Published Resources Details Thesis
- Title
- Neither freedom nor authority: state comprehensive secondary education and the child-centred curriculum in South Australia 1969-79
- Type of Work
- MEd thesis
- Imprint
- University of Adelaide, Adelaide SA, 2000
- Url
- http://adelaide.hosted.exlibrisgroup.com:1701/SUA:ALMA21104746860001811
- Subject
- South Australia
- Abstract
This thesis investigates change in secondary schools in South Australia during the 1970s. Public concern about the purposes and organisation of schools and about education in general led to the establishment of a government inquiry in 1969, chaired by Professor Peter Karmel. Its report, Education in South Australia, ushered in a period of rapid change led by the Education Department. High schools and technical high schools were reshaped into comprehensive secondary schools. A significant element in this reform was the human capitalist idea that education is an investment in the development of the individual resulting in social and economic progress. This thesis examines the human capitalist basis of the reforms, the way in which child- centred - open - ideas were used in the reform of the curriculum and the impact of these on the schools.

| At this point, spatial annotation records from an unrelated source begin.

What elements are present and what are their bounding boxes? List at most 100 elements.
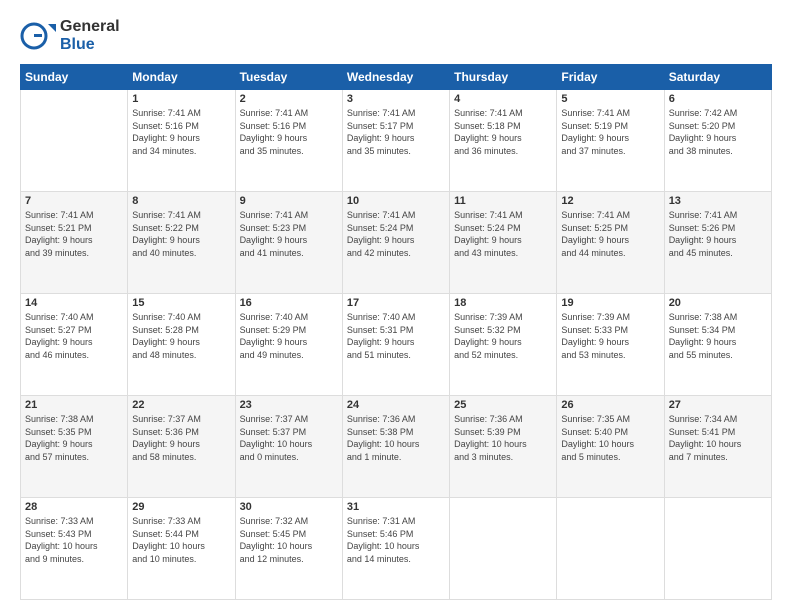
day-number: 27 — [669, 399, 767, 411]
day-number: 4 — [454, 93, 552, 105]
day-info: Sunrise: 7:40 AM Sunset: 5:27 PM Dayligh… — [25, 311, 123, 361]
calendar-cell: 2 Sunrise: 7:41 AM Sunset: 5:16 PM Daylig… — [235, 90, 342, 192]
week-row-1: 1 Sunrise: 7:41 AM Sunset: 5:16 PM Daylig… — [21, 90, 772, 192]
col-header-friday: Friday — [557, 65, 664, 90]
day-number: 15 — [132, 297, 230, 309]
calendar-cell: 30 Sunrise: 7:32 AM Sunset: 5:45 PM Dayli… — [235, 498, 342, 600]
day-number: 3 — [347, 93, 445, 105]
calendar-cell: 7 Sunrise: 7:41 AM Sunset: 5:21 PM Daylig… — [21, 192, 128, 294]
calendar-cell: 29 Sunrise: 7:33 AM Sunset: 5:44 PM Dayli… — [128, 498, 235, 600]
calendar-cell: 26 Sunrise: 7:35 AM Sunset: 5:40 PM Dayli… — [557, 396, 664, 498]
calendar-cell: 23 Sunrise: 7:37 AM Sunset: 5:37 PM Dayli… — [235, 396, 342, 498]
day-number: 16 — [240, 297, 338, 309]
calendar-cell: 1 Sunrise: 7:41 AM Sunset: 5:16 PM Daylig… — [128, 90, 235, 192]
day-info: Sunrise: 7:40 AM Sunset: 5:28 PM Dayligh… — [132, 311, 230, 361]
day-info: Sunrise: 7:40 AM Sunset: 5:31 PM Dayligh… — [347, 311, 445, 361]
day-number: 29 — [132, 501, 230, 513]
day-info: Sunrise: 7:34 AM Sunset: 5:41 PM Dayligh… — [669, 413, 767, 463]
calendar-cell: 22Sunrise: 7:37 AM Sunset: 5:36 PM Dayli… — [128, 396, 235, 498]
calendar-cell: 9 Sunrise: 7:41 AM Sunset: 5:23 PM Daylig… — [235, 192, 342, 294]
col-header-sunday: Sunday — [21, 65, 128, 90]
day-info: Sunrise: 7:41 AM Sunset: 5:23 PM Dayligh… — [240, 209, 338, 259]
col-header-thursday: Thursday — [450, 65, 557, 90]
day-number: 7 — [25, 195, 123, 207]
day-number: 17 — [347, 297, 445, 309]
day-number: 1 — [132, 93, 230, 105]
day-number: 11 — [454, 195, 552, 207]
calendar-cell — [21, 90, 128, 192]
day-number: 13 — [669, 195, 767, 207]
day-info: Sunrise: 7:32 AM Sunset: 5:45 PM Dayligh… — [240, 515, 338, 565]
col-header-wednesday: Wednesday — [342, 65, 449, 90]
logo: GeneralBlue — [20, 18, 120, 54]
day-number: 5 — [561, 93, 659, 105]
day-number: 20 — [669, 297, 767, 309]
col-header-saturday: Saturday — [664, 65, 771, 90]
day-info: Sunrise: 7:42 AM Sunset: 5:20 PM Dayligh… — [669, 107, 767, 157]
day-number: 2 — [240, 93, 338, 105]
day-info: Sunrise: 7:41 AM Sunset: 5:18 PM Dayligh… — [454, 107, 552, 157]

The restructuring of secondary schools into comprehensive institutions necessitated a broadening of secondary curriculum to cater for the more diverse student population. The rigid organisation of student and staff activity was also relaxed. This was known as 'open education' and drew on progressive theories and practices in education. The approach taken was school-based curriculum development, guided by departmental curriculum frameworks. While the Education Department did not specify actual content, it provided frameworks of knowledge, skills and objectives. Schools then developed curriculum suitable for their students. The central theme of this thesis compares the philosophical and practical objectives of the Education Department in introducing these changes with the outcomes in the schools. Finally, this thesis examines how schools were expected to reorganise themselves to connect to the community and the world of the learners in democratic society and design new curriculum. The school- based curriculum development model, which incorporated an emphasis on student needs and intrinsically interesting activities, became the vehicle for the ethos of equality of opportunity and led to curriculum development based on an ideal that learning should be socially and personally relevant. This, and the ideal of democracy, was not effectively defined, resulting in far-reaching consequences for the schools.